Investors will also keep an eye on the CBRT’s ability to stabilize the Lira without further depreciation of the country’s financial reserves. If the CBRT needs to intervene on a larger scale, concerns about reserve depletion will further heighten.

Weekly USD/TRY Forecast Scenarios

Base case: a controlled upside move, as has been the case for several months. However, heavy smoothing from policymakers’ moves will influence. As long as USD/TRY stays around 44.5 and financial authorities favor a slow, steady depreciation rather than sharp moves, this is the market’s base expectation. This scenario will be reinforced by further pricing of inflation risk and by the CBRT’s subsequent tightening in response.

Bull case: the bull case scenario sees sharper weakness in the Lira, triggered by a re-acceleration in energy prices and higher inflationary pressures. Also, signs of reserve fragility within the interventionist narrative will reinforce this position. In this scenario, the potential for a break of the 44.63 record, with price pushing above 45.00, becomes very real.

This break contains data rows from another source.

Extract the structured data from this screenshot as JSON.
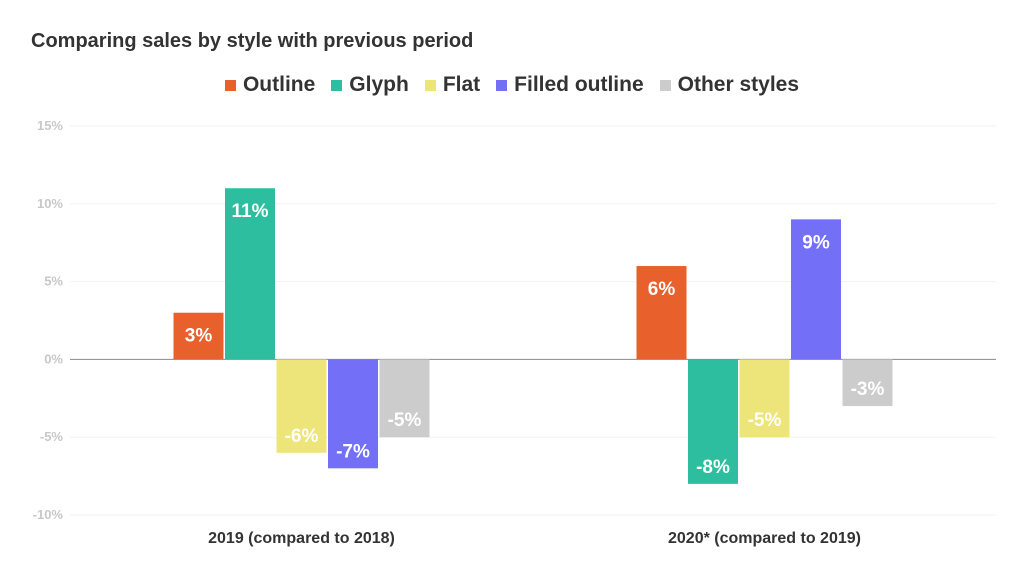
{
  "chart_data": {
    "type": "bar",
    "title": "Comparing sales by style with previous period",
    "categories": [
      "2019 (compared to 2018)",
      "2020* (compared to 2019)"
    ],
    "series": [
      {
        "name": "Outline",
        "color": "#e8602c",
        "values": [
          3,
          6
        ],
        "labels": [
          "3%",
          "6%"
        ]
      },
      {
        "name": "Glyph",
        "color": "#2dbea0",
        "values": [
          11,
          -8
        ],
        "labels": [
          "11%",
          "-8%"
        ]
      },
      {
        "name": "Flat",
        "color": "#ede47a",
        "values": [
          -6,
          -5
        ],
        "labels": [
          "-6%",
          "-5%"
        ]
      },
      {
        "name": "Filled outline",
        "color": "#7370f7",
        "values": [
          -7,
          9
        ],
        "labels": [
          "-7%",
          "9%"
        ]
      },
      {
        "name": "Other styles",
        "color": "#cccccc",
        "values": [
          -5,
          -3
        ],
        "labels": [
          "-5%",
          "-3%"
        ]
      }
    ],
    "ylim": [
      -10,
      15
    ],
    "yticks": [
      15,
      10,
      5,
      0,
      -5,
      -10
    ],
    "ytick_labels": [
      "15%",
      "10%",
      "5%",
      "0%",
      "-5%",
      "-10%"
    ],
    "grid": true,
    "legend_position": "top-center"
  }
}
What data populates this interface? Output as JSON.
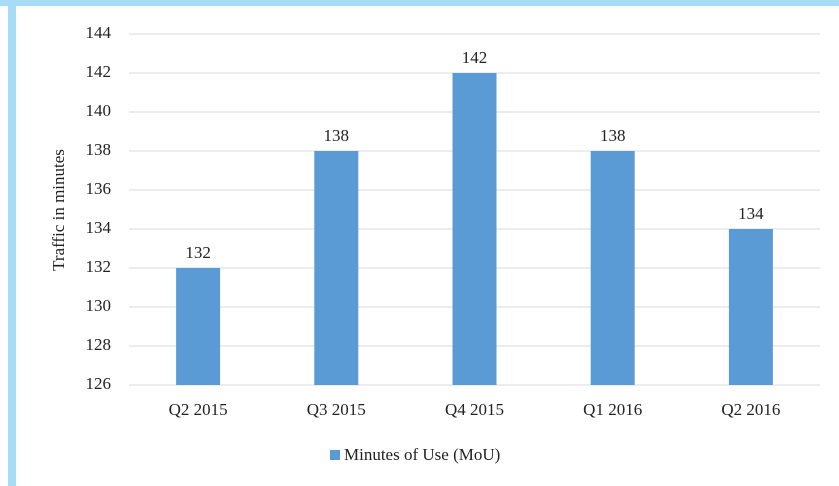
{
  "chart_data": {
    "type": "bar",
    "y_label": "Traffic in minutes",
    "categories": [
      "Q2 2015",
      "Q3 2015",
      "Q4 2015",
      "Q1 2016",
      "Q2 2016"
    ],
    "series": [
      {
        "name": "Minutes of Use (MoU)",
        "color": "#5b9bd5",
        "values": [
          132,
          138,
          142,
          138,
          134
        ]
      }
    ],
    "ylim": [
      126,
      144
    ],
    "yticks": [
      126,
      128,
      130,
      132,
      134,
      136,
      138,
      140,
      142,
      144
    ],
    "grid": true,
    "legend": "bottom"
  }
}
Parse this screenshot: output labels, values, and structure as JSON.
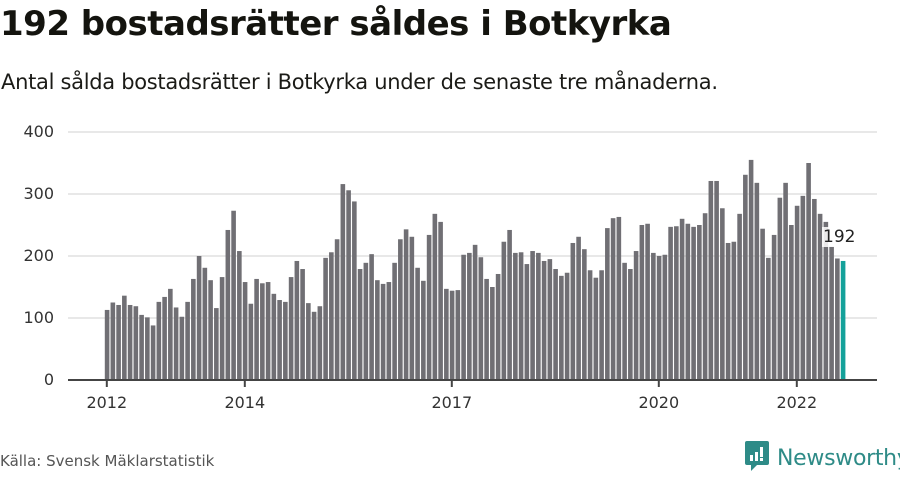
{
  "header": {
    "title": "192 bostadsrätter såldes i Botkyrka",
    "subtitle": "Antal sålda bostadsrätter i Botkyrka under de senaste tre månaderna."
  },
  "footer": {
    "source": "Källa: Svensk Mäklarstatistik",
    "brand": "Newsworthy",
    "brand_icon": "bar-chart-speech-bubble-icon"
  },
  "colors": {
    "bar": "#706f74",
    "highlight": "#14a19a",
    "grid": "#e0e0e0",
    "axis": "#444444",
    "brand": "#2e8b87"
  },
  "chart_data": {
    "type": "bar",
    "title": "192 bostadsrätter såldes i Botkyrka",
    "subtitle": "Antal sålda bostadsrätter i Botkyrka under de senaste tre månaderna.",
    "xlabel": "",
    "ylabel": "",
    "ylim": [
      0,
      400
    ],
    "yticks": [
      0,
      100,
      200,
      300,
      400
    ],
    "xticks": [
      {
        "label": "2012",
        "index": 0
      },
      {
        "label": "2014",
        "index": 24
      },
      {
        "label": "2017",
        "index": 60
      },
      {
        "label": "2020",
        "index": 96
      },
      {
        "label": "2022",
        "index": 120
      }
    ],
    "grid": true,
    "legend": null,
    "start": "2012-01",
    "end": "2022-09",
    "frequency": "monthly",
    "highlight_index": 128,
    "annotation": {
      "label": "192",
      "index": 128
    },
    "values": [
      113,
      125,
      121,
      136,
      121,
      119,
      105,
      101,
      88,
      126,
      134,
      147,
      117,
      102,
      126,
      163,
      200,
      181,
      161,
      116,
      166,
      242,
      273,
      208,
      158,
      123,
      163,
      156,
      158,
      139,
      129,
      126,
      166,
      192,
      179,
      124,
      110,
      119,
      197,
      206,
      227,
      316,
      306,
      288,
      179,
      189,
      203,
      161,
      155,
      158,
      189,
      227,
      243,
      231,
      181,
      160,
      234,
      268,
      255,
      147,
      144,
      145,
      202,
      205,
      218,
      198,
      163,
      150,
      171,
      223,
      242,
      205,
      206,
      187,
      208,
      205,
      192,
      195,
      179,
      168,
      173,
      221,
      231,
      211,
      177,
      165,
      177,
      245,
      261,
      263,
      189,
      179,
      208,
      250,
      252,
      205,
      200,
      202,
      247,
      248,
      260,
      252,
      247,
      250,
      269,
      321,
      321,
      277,
      221,
      223,
      268,
      331,
      355,
      318,
      244,
      197,
      234,
      294,
      318,
      250,
      281,
      297,
      350,
      292,
      268,
      255,
      215,
      196,
      192
    ]
  }
}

Bear case: a relief rally in the Lira is the bear case for USD/TRY. A cooling of energy prices, more stability in the country’s reserves, and further market confidence in the ability of higher interest rates to moderate the Lira’s decline without heavy reliance on reserves, will trigger this case scenario. In this instance, a corrective pullback in the USD/TRY towards 44.35 or 44.20 cannot be ruled out.

USD/TRY Technical Outlook

The USD/TRY is in a well-defined uptrend, and the price continues to respect the trendline, which has served as a dip-buying point, albeit with some liquidity sweeps. The pair broke to new highs at 44.63, which now serves as the immediate resistance. Broader trend remains constructive, with 44.50 serving as the near-term pivot for price action.

Figure 2: USD/TRY 4-hour chart showing key price levels (snapshot taken on 8 April 2026)

As long as price holds above 44.50, the bias remains for a push to test 45.63. A break of this resistance unlocks new highs, with 45.00 serving as the immediate price barrier.

However, a breakdown of the 44.50 support level would unlock secondary support levels at 44.35 and potentially 44.20 on a deeper correction.